Background

Acquired immune deficiency syndrome (AIDS) is a slow degenerative disease of the immune and nervous system resulting from HIV infection. This infectious disease is the fourth leading cause of death worldwide, with global estimates of 34 million people living with HIV-1 and 12 million cumulative AIDS-related deaths so far. The development of anti-HIV chemotherapy has been a major success; however it cannot eliminate the virus from the body and the constant occurrence of drug-resistant HIV variants limit its impact. In addition, cost and availability remains a barrier to access in developing countries. Therefore, the development of an efficient protective vaccine against HIV infection remains a global priority. 

The development of efficient vaccine approaches against HIV infection remains challenging in the vaccine field. To date, there is no approved vaccine for HIV-1 infection. One vaccine trial conducted in Thailand demonstrated modest efficacy by using a prime with canarypox vector (ALVAC), which expressed gag/pol/nef and was boosted with a recombinant HIV gp120. The outcomes of the RV144 trial strongly support the importance of designing a more effective candidate vaccine after HIV infection. 

Dendritic cells (DCs) are specialized cell lineages that form a critical link between the innate and adaptive immune responses. In addition, DCs can release specific cytokines, toward the activation and guide T-cell responses to pathogens. Given their central roles in developing immunity, approaches have used DC-based immunotherapy to target HIV-specific antigens to DCs. Therefore, developing new, economically affordable and effective DC-targeted vaccination strategies may improve the levels of vaccine efficacy. 

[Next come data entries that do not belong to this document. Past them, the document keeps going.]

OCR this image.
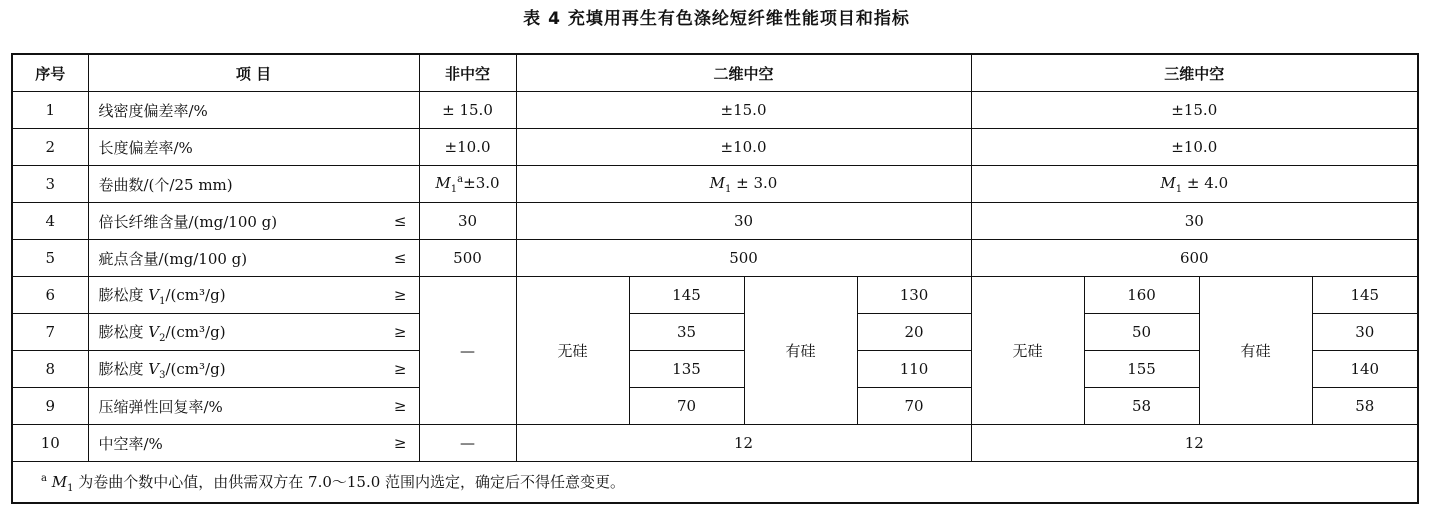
表 4 充填用再生有色涤纶短纤维性能项目和指标
序号	项 目	非中空	二维中空				三维中空			
1	线密度偏差率/%	± 15.0	±15.0				±15.0			
2	长度偏差率/%	±10.0	±10.0				±10.0			
3	卷曲数/(个/25 mm)	$M_1^a\pm 3.0$	$M_1 \pm 3.0$				$M_1 \pm 4.0$			
4	倍长纤维含量/(mg/100 g) ≤	30	30				30			
5	疵点含量/(mg/100 g) ≤	500	500				600			
6	膨松度 $V_1/(cm^3/g)$ ≥	—	无硅	145	有硅	130	无硅	160	有硅	145
7	膨松度 $V_2/(cm^3/g)$ ≥			35		20		50		30
8	膨松度 $V_3/(cm^3/g)$ ≥			135		110		155		140
9	压缩弹性回复率/% ≥			70		70		58		58
10	中空率/% ≥	—	12				12			
$^a$ $M_1$ 为卷曲个数中心值，由供需双方在 7.0～15.0 范围内选定，确定后不得任意变更。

Ebola virus glycoprotein (EboGP) is the only protein expressed on the Ebola virus (EBOV) surface and prefers to bind with DCs, monocytes and macrophages. Recent studies showed that a vesicular stomatitis virus vector (VSV) expressing the EboGP vaccine was protective against EBOV infections in West Africa with a short time to immunity, suggesting that EboGP has strong immunogenicity and may stimulate an effective immune response by itself. Most recently, our report indicated that the incorporation of EboGP into HIV VLPs indeed facilitates DC and macrophage targeting and significantly enhances HIV-specific immune responses. This suggests that EboGP has the potential to direct an HIV antigen towards DCs to facilitate effective anti-HIV immune responses.

The mucin-like domain (MLD) within EboGP has multiple functions during EBOV infection, however previous studies demonstrated that removing the MLD region did not impede EboGP-mediated lentiviral vector entry but enhanced it. 

Technology Overview

Researchers at the University of Manitoba developed an Ebola virus envelope glycoprotein (EboGP)-based chimeric fusion protein system that can be used as a platform to develop vaccines. The researchers have demonstrated that replacement of the mucin-like domain (MLD) of EboGP with HIV C2-V3-C3 (134 aa) or C2-V3-C3-V4-C4-V5-C5 (243 aa) polypeptides (EbGPΔM-V3 and EbGPΔM-V3-V5, respectively) still maintained the efficiency of EboGP-mediated viral entry into human macrophages and dendritic cells (DCs). 

Animal studies using mice revealed that immunization with virus-like particles (VLPs) containing the above chimeric proteins, especially EbGPΔM-V3, induced significantly more potent anti-HIV antibodies than HIV gp120 alone in mouse serum and vaginal fluid. Moreover, the splenocytes isolated from mice that immunized with VLPs containing EbGPΔM-V3 produced significantly higher levels of IFN-γ, IL-2, IL-4, IL-5 and MIP-1α. 

Additionally, studies demonstrated that co-expression of EbGPΔM-V3 and the HIV Env glycoprotein in a recombinant vesicular stomatitis virus (rVSV) vector elicited robust anti-HIV antibodies that may have specifically recognized outside or inside the C2-V3-C3 region of HIV-1 gp120 and cross-reacted with the gp120 from different HIV strains. 

Benefits

The rVSV-EboGP vaccine is proven to be safe and effective against EBOV in human clinical trials

The EbGPΔM-V3 fusion protein-incorporated VLPs and rVSVΔGs showed efficient cell-entry abilities in Vero cells, indicating the feasibility of using Vero cells for vaccine production

The EboGPΔM-based DC-targeting vaccine technology can be easily adapted into the rVSV vaccine system, and therefore can be used to rapidly develop new and efficient vaccines

- In vitro and animal studies have been conducted: Testing on mice included both serum and vaginal fluid

Applications

A novel vaccine approach, including dual action vaccine approaches, which can be used to protect against different viral and microbial pathogens, especially HIV and EBOV infections

Has potential for use as gene therapies and anti-cancer strategies.